Belalang biasanya dijual rentengan dalam keadaan masih hidup. Harganya
bervariasi tergantung berapa ekor jumlahnya dalam satu renteng. Untuk
yang 100 ekor satu renteng dijual seharga Rp. 30.000,-. Untuk yang 150
ekor harganya Rp. 45.000,-. Juga, kita bisa membeli jumlah yang lebih
kecil yaitu 50 ekor seharga Rp. 15.000,-. Cukup terjangkau bila
dibandingkan dengan sumber protein hewani lainnya.
Kalau malas memasak, cukup bilang saja kepada si penjual belalang, biasanya dia akan membawa kita ke rumah warga yang berada di sekitar situ. Mereka akan memasaknya untuk kita. Mau dimakan di situ atau kita bawa pulang, terserah. Dengan membayar ongkos masak sekitar sekitar Rp. 15.000,- ditambah harga lain untuk teman makannya kita sudah bisa memupus rasa penasaran untuk makan belalang ini.

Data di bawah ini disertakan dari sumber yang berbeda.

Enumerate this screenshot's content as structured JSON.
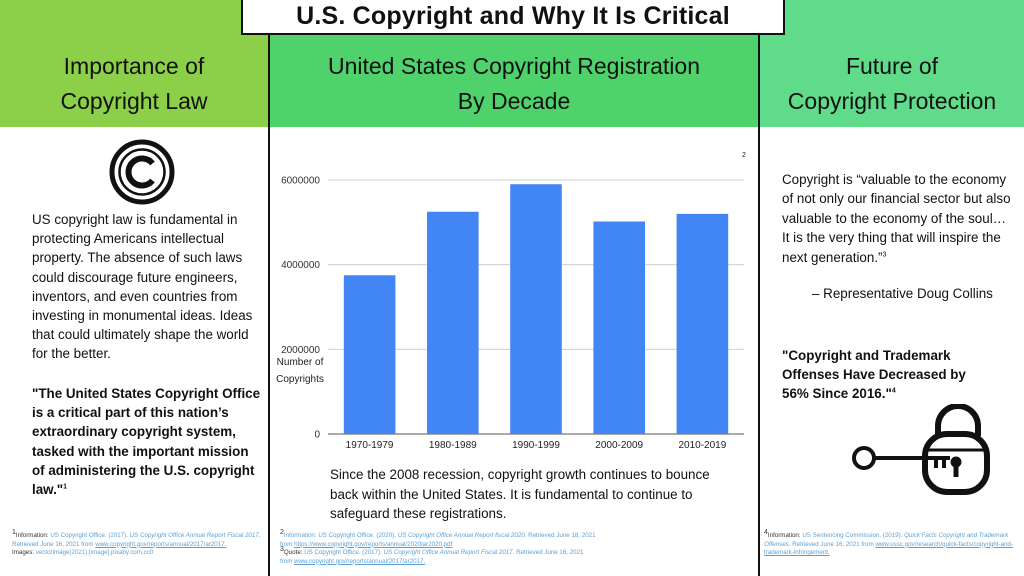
{
  "title": "U.S. Copyright and Why It Is Critical",
  "left": {
    "heading_line1": "Importance of",
    "heading_line2": "Copyright Law",
    "body": "US copyright law is fundamental in protecting Americans intellectual property. The absence of such laws could discourage future engineers, inventors, and even countries from investing in monumental ideas. Ideas that could ultimately shape the world for the better.",
    "quote": "\"The United States Copyright Office is a critical part of this nation’s extraordinary copyright system, tasked with the important mission of administering the U.S. copyright law.\"",
    "quote_ref": "1"
  },
  "middle": {
    "heading_line1": "United States Copyright Registration",
    "heading_line2": "By Decade",
    "chart_ref": "2",
    "body": "Since the 2008 recession, copyright growth continues to bounce back within the United States. It is fundamental to continue to safeguard these registrations."
  },
  "right": {
    "heading_line1": "Future of",
    "heading_line2": "Copyright Protection",
    "quote": "Copyright is “valuable to the economy of not only our financial sector but also valuable to the economy of the soul… It is the very thing that will inspire the next generation.”",
    "quote_ref": "3",
    "attribution": "– Representative Doug Collins",
    "stat": "\"Copyright and Trademark Offenses Have Decreased by 56% Since 2016.\"",
    "stat_ref": "4"
  },
  "chart_data": {
    "type": "bar",
    "categories": [
      "1970-1979",
      "1980-1989",
      "1990-1999",
      "2000-2009",
      "2010-2019"
    ],
    "values": [
      3750000,
      5250000,
      5900000,
      5020000,
      5200000
    ],
    "title": "",
    "xlabel": "",
    "ylabel": "Number of Copyrights",
    "ylim": [
      0,
      6000000
    ],
    "yticks": [
      0,
      2000000,
      4000000,
      6000000
    ],
    "grid": true,
    "bar_color": "#4285f4"
  },
  "footnotes": {
    "left": {
      "num": "1",
      "label": "Information: ",
      "citation_a": "US Copyright Office. (2017). ",
      "citation_title": "US Copyright Office Annual Report Fiscal 2017",
      "citation_b": ". Retrieved June 16, 2021 from ",
      "url": "www.copyright.gov/reports/annual/2017/ar2017.",
      "images_label": "Images: ",
      "images_text": "vectorimage(2021).[image].pixaby.com,cc0"
    },
    "middle": {
      "num1": "2",
      "info_label": "Information: ",
      "info_a": "US Copyright Office. (2020). ",
      "info_title": "US Copyright Office Annual Report fiscal 2020",
      "info_b": ". Retrieved June 18, 2021 from ",
      "info_url": "https://www.copyright.gov/reports/annual/2020/ar2020.pdf",
      "num2": "3",
      "quote_label": "Quote: ",
      "quote_a": "US Copyright Office. (2017). ",
      "quote_title": "US Copyright Office Annual Report Fiscal 2017",
      "quote_b": ". Retrieved June 16, 2021 from ",
      "quote_url": "www.copyright.gov/reports/annual/2017/ar2017."
    },
    "right": {
      "num": "4",
      "label": "Information: ",
      "citation_a": "US Sentencing Commission. (2019). ",
      "citation_title": "Quick Facts Copyright and Trademark Offenses",
      "citation_b": ". Retrieved June 16, 2021 from ",
      "url": "www.ussc.gov/research/quick-facts/copyright-and-trademark-infringement."
    }
  },
  "colors": {
    "left_band": "#8ccf48",
    "mid_band": "#4fd26c",
    "right_band": "#5fdb8a",
    "link": "#5aa0d8"
  },
  "icons": {
    "left": "copyright-icon",
    "right": "padlock-key-icon"
  }
}
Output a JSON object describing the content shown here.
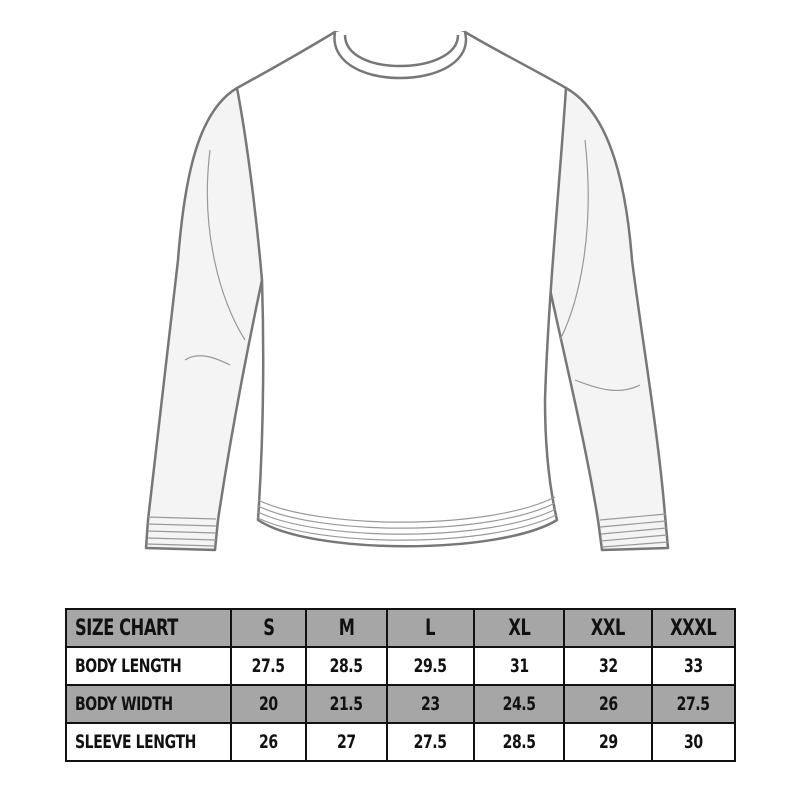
{
  "colors": {
    "header_row": "#a6a6a6",
    "alt_row": "#a6a6a6",
    "border": "#111111",
    "shirt_outline": "#777777"
  },
  "illustration": "long-sleeve-shirt",
  "table": {
    "title": "SIZE CHART",
    "sizes": [
      "S",
      "M",
      "L",
      "XL",
      "XXL",
      "XXXL"
    ],
    "rows": [
      {
        "label": "BODY LENGTH",
        "values": [
          "27.5",
          "28.5",
          "29.5",
          "31",
          "32",
          "33"
        ]
      },
      {
        "label": "BODY WIDTH",
        "values": [
          "20",
          "21.5",
          "23",
          "24.5",
          "26",
          "27.5"
        ]
      },
      {
        "label": "SLEEVE LENGTH",
        "values": [
          "26",
          "27",
          "27.5",
          "28.5",
          "29",
          "30"
        ]
      }
    ]
  }
}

Untungnya sekarang juga sudah banyak orang berjualan belalang goreng
yang sudah dikemas dalam plastik atau toples. Dari penjual belalang
rentengan yang ada di Paliyan atau Semanu kita bisa menuju ke Wonosari
tepanya di jalan K.H. Agus Salim. Di sana banyak yang menjual belalang
kemasan. Harganya murah mulai dari Rp.5000,- hingga puluhan ribu untuk
satu kemasannya. Di situ juga sudah banyak rumah makan yang menyediakan
lauk belalang. Selain dengan nasi putih, kita bisa memakannya dengan
thiwul (pengganti nasi khas Gunung Kidul berbahan dasar singkong) atau
nasi merah. Kita juga tak perlu khawatir karena belalang ini dihalalkan
kok.
Penasaran? Tunggu apa lagi, ayo segera meluncur dan penuhi kebutuhan protein tubuh Anda dengan memakan belalang khas Gunung Kidul!